Sovyetler 1940’tan 1956’ya kadar Karelo-Fin bölgesine Birliğin 16.cı Cumhuriyet statüsünü verip genişleme fikrini savundular. Finlandiya'nın ilhak edilme düşüncesi bir seçenekti ama 1960’lardan sonra daha ılımlı politikalarla ikili ilişkiler aşırı tehditkâr olmaktan uzaklaştı. Batı'ya göre Finlandiya ailenin parçası ama el uzatılamayacak bir İskandinav akraba olarak algılandı ve Sovyetlerle zirve toplantılarında ev sahipliği yapabilecek ender konumlardan birisi olarak işlev gördü. Sovyetlerden bir türlü kopamayan, mesafe koyamayan, her atılımını büyük komşununu tedirgin etmeyeceğine emin olduktan sonra yapan bir Helsinki, soğuk savaştan sonra coğrafyanın tek başına bir ülkenin kaderini belirlemediğini kesin bir şekilde kanıtladı.

Bugün Finlandiya hem Avrupa Birliği'ne - Ukrayna savaşından sonra da - hem NATO'ya katılmış ve Avrupa-Atlantik topluluğunun temel kurumlarına sıkı sıkıya bağlanmış bir ülke durumundadır.
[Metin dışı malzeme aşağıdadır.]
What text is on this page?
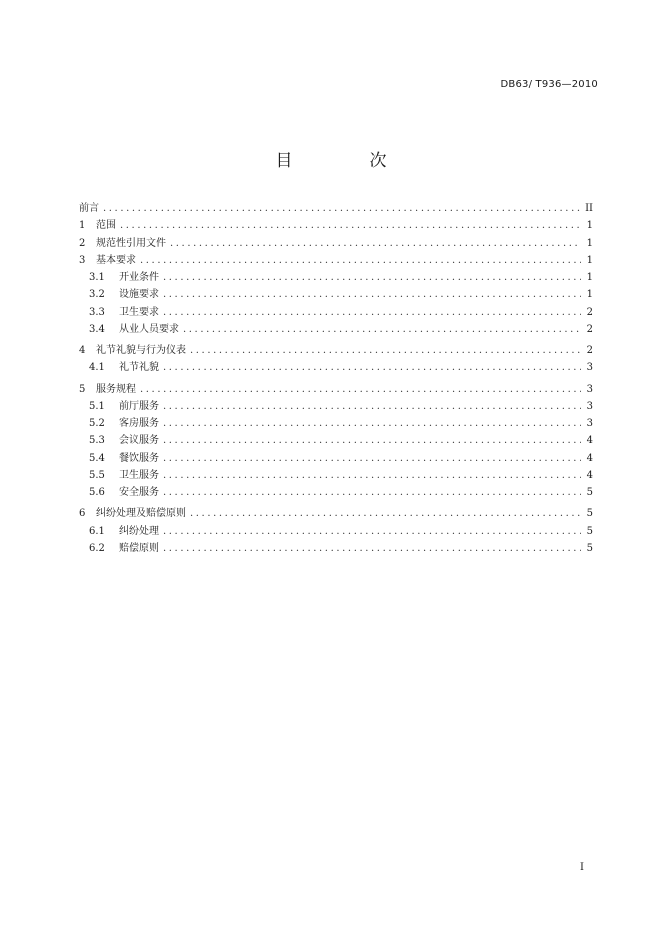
DB63/ T936—2010
目　次
前言 .....	II
1	范围 .....	1
2	规范性引用文件 .....	1
3	基本要求 .....	1
3.1	开业条件 .....	1
3.2	设施要求 .....	1
3.3	卫生要求 .....	2
3.4	从业人员要求 .....	2
4	礼节礼貌与行为仪表 .....	2
4.1	礼节礼貌 .....	3
5	服务规程 .....	3
5.1	前厅服务 .....	3
5.2	客房服务 .....	3
5.3	会议服务 .....	4
5.4	餐饮服务 .....	4
5.5	卫生服务 .....	4
5.6	安全服务 .....	5
6	纠纷处理及赔偿原则 .....	5
6.1	纠纷处理 .....	5
6.2	赔偿原则 .....	5
I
Bazıları bunun, savaş sonrası Ukrayna için faydalı, işe yarayabilecek çok daha iyi bir Finlandiya modeli olduğunu düşünmekte. Aslına bakıldığında Ukrayna'nın Rusya'nın saldırganlığına karşı verdiği mücadelesinde ne Finlandiyalaşma ne de tarafsızlık modelinin izleri var. Savaş sona erdiğinde ufukta ne toprak bütünlüğü ile NATO üyesi Ukrayna, ne de Finlandiyalaştırılmış bir Ukrayna olasılığı gözükmekte, ve tabii ki tarafsız bir Ukrayna Moskova tarafından elbette tercih edilmekte.